At the beginning, she is already unusually independent for a "worker." She studies the ancient civilization of the pre- Communitarian Avtini; and she carries on a close friendship with the drone Antis. These interests are regarded as frivolous by other Elhamni, and she is already a bit of an outsider. By steadily increasing the pressure on Iroedh, the novel forces her to grow and to mature into a fully independent spirit. First, she learns to think for herself, and thereby figures out how to blackmail Bloch and save Antis from execution. Then she rides in Bloch's helicopter and overcomes her fear of flying in order to help Antis. Each time she thinks for herself she becomes freer; each time she overcomes her fears, her character matures and strengthens.
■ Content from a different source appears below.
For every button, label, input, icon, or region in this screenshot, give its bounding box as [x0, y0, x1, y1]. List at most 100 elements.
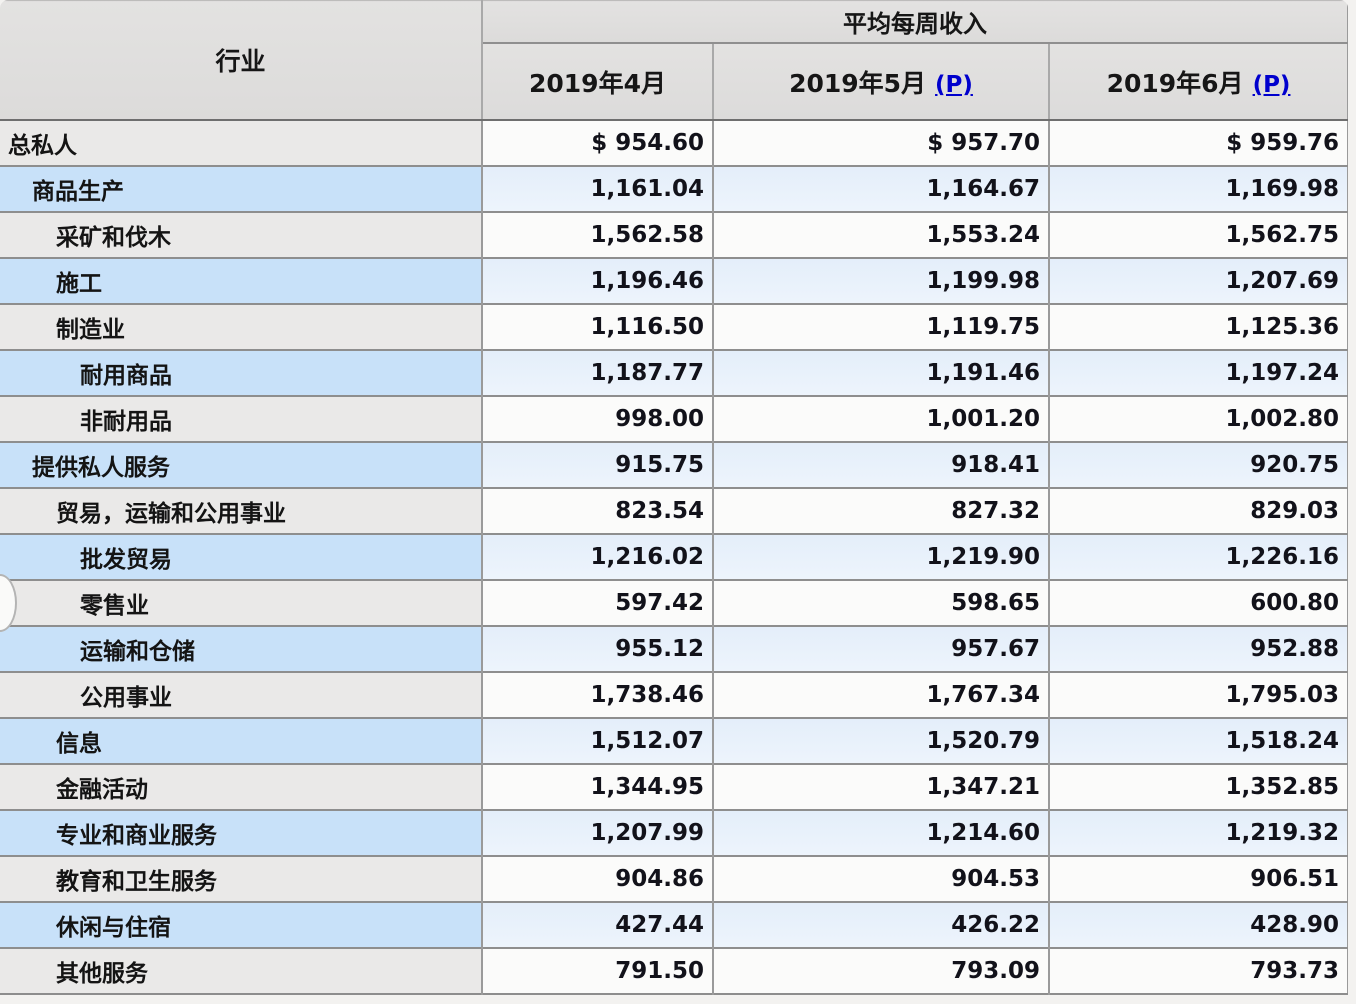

The other principal characters are welldrawn, except for Rhodh of Elham, who is the stereotypical bureaucrat— arrogant toward those beneath her social station and sycophantic toward those above her. On the other hand, Winston Bloch and Barbe Dulac transcend their symbolic roles as examples of Earthly marital customs. Bloch is a shy scientist whose personality is revealed in several stressful situations. In some, he is courageous, particularly when Dulac is endangered. Sometimes he panics and uses poor judgment; other times he is self-absorbed; at other moments he is sensitive to the feelings of those around him. Barbe Dulac takes longer to be individualized, but she eventually emerges as a patient woman with good sense, although she sometimes has trouble understanding the motives of men. By having independent personalities, and by bickering and loving, they form a couple that is at once representative and unique.
Antis' development as a man and as Iroedh's lover is less credible. A drone who was raised to be a sex machine, and who was kept isolated from worldly matters, he too rapidly becomes a canny leader and dominating male. Although he learns to absorb Iroedh's ideas as if they were his own, he does not learn enough from her to make his maturation believable. Even so, his good nature, passion for Iroedh, and ability to understand strange new concepts make him a credible mate for Iroedh by the novel's conclusion.